- La Saint-Valentin, le 14 février, est une fête civile et commerciale, pas un jour férié du Code du travail.
- Valentin de Terni, martyr du IIIe siècle, a donné un nom ; le lien avec les couples s’est tissé bien plus tard, surtout à l’époque moderne.
- Écoles ouvertes, mairies ouvertes : rien ne ferme pour une carte rouge.
- Les estaminets et restaurants du plat pays peuvent être complets ; ce n’est pas une cérémonie communale.
Ce qu’il faut comprendre
On mélange le saint, le commerce et le couple.

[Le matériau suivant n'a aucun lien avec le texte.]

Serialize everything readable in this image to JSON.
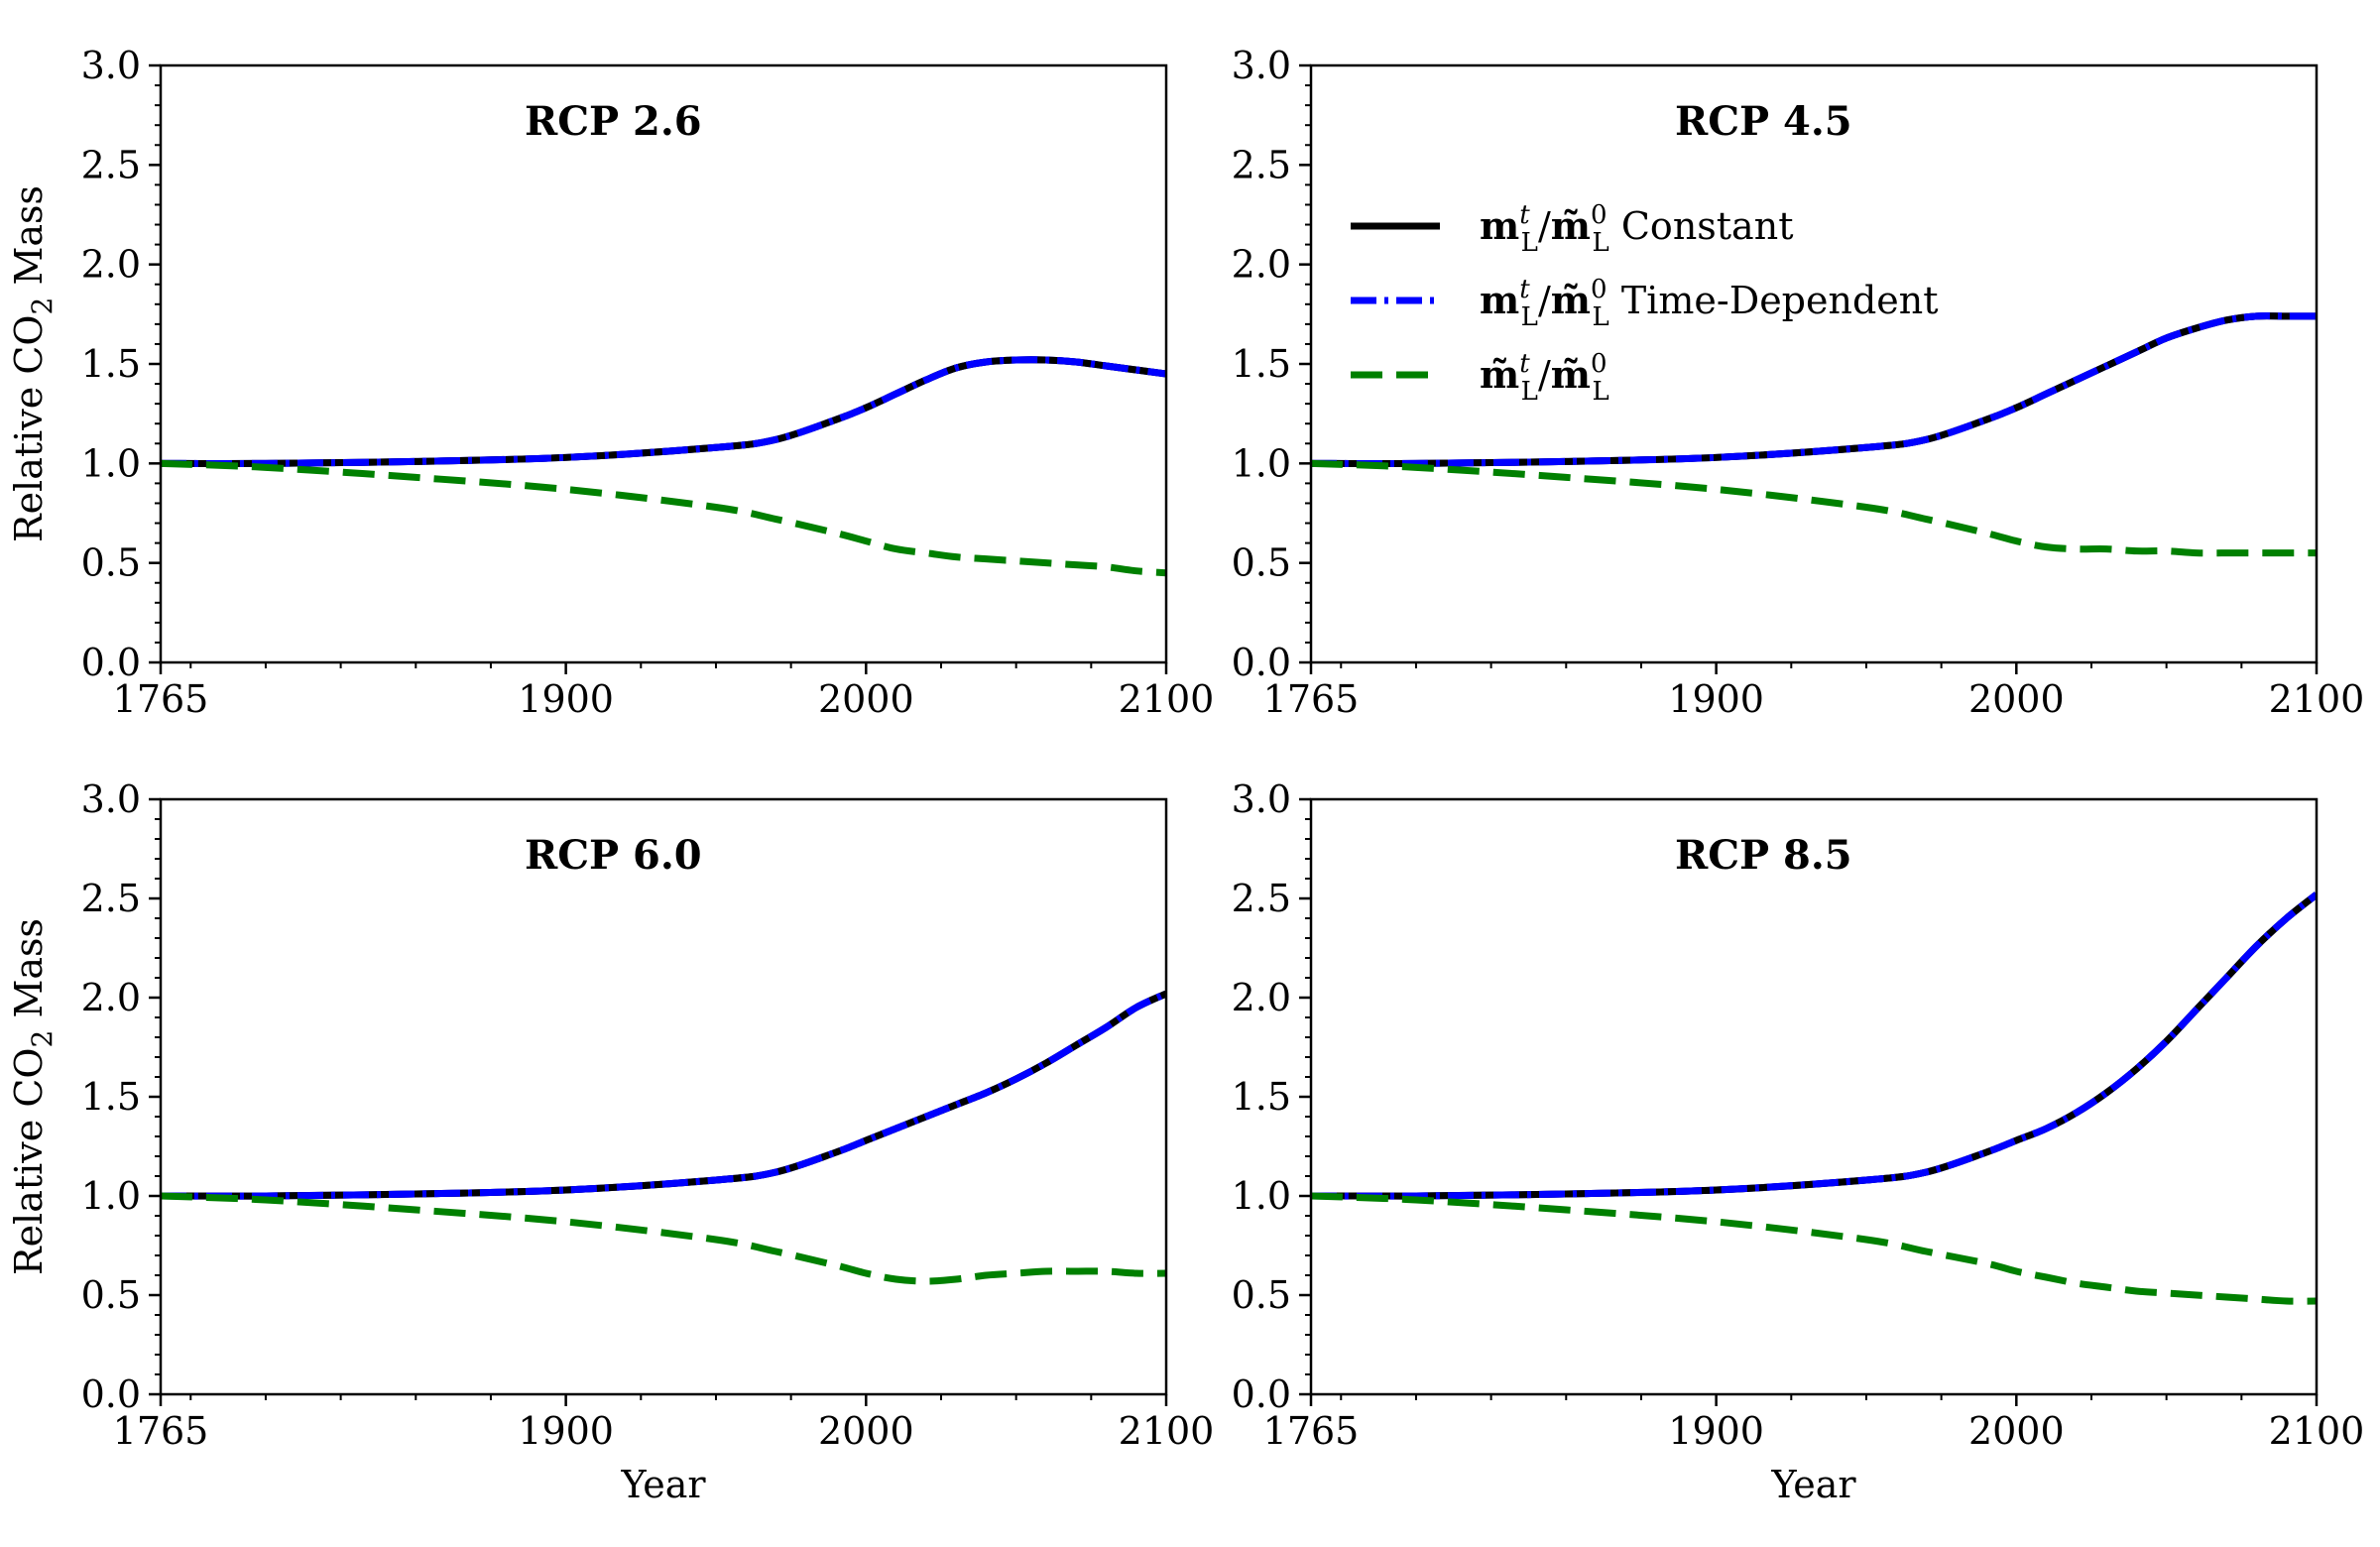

Le 14 février n’oblige personne. Un veuf, un adolescent, un célibataire n’ont pas de devoir de roses. Les vitrines, elles, ont un devoir de saison.
Ce n’est pas le 21 janvier des câlins, ni le mariage à la mairie. C’est une date importée dans les habitudes, plus forte en ville, plus discrète dans un hameau. Les deux existent dans les Weppes : Haubourdin n’est pas Wicres.
Inventer une « nuit des amoureux » municipale à Hantay serait une publicité, pas une information. Cette gazette décrit l’usage. Elle ne vend pas de menu.
L’origine
Plusieurs saints Valentin apparaissent dans les martyrologes. La date du 14 février est ancienne dans le calendrier liturgique. L’association aux amoureux se développe au Moyen Âge tardif et surtout à l’époque moderne, puis l’industrie de la carte et du bijou fait le reste.
La France n’a pas inscrit ce jour parmi les fériés. L’Église elle-même n’en fait plus une grande fête obligatoire. Reste un usage civil, variable selon les familles.
| Date | Fait |
|---|---|
| IIIe s. | Traditions autour d’un ou plusieurs martyrs nommés Valentin ; historicité débattue. |
| 14 févr. | Date fixée dans le calendrier liturgique, longtemps avant le commerce des roses. |
| XIVe-XVIIIe s. | Poésie et usages européens lient peu à peu la date aux couples. |
| XIXe-XXe s. | Cartes, publicité, restauration : la Saint-Valentin devient un rendez-vous civil de masse. |
| Aujourd’hui | Jour ouvrable ; usage familial et commercial, sans décret. |
Comment ça se vit
On va au travail. Les enfants vont en classe, parfois avec une carte pour un camarade — usage d’école, pas programme officiel. Le soir, un dîner ou un plat surgelé : les deux se voient.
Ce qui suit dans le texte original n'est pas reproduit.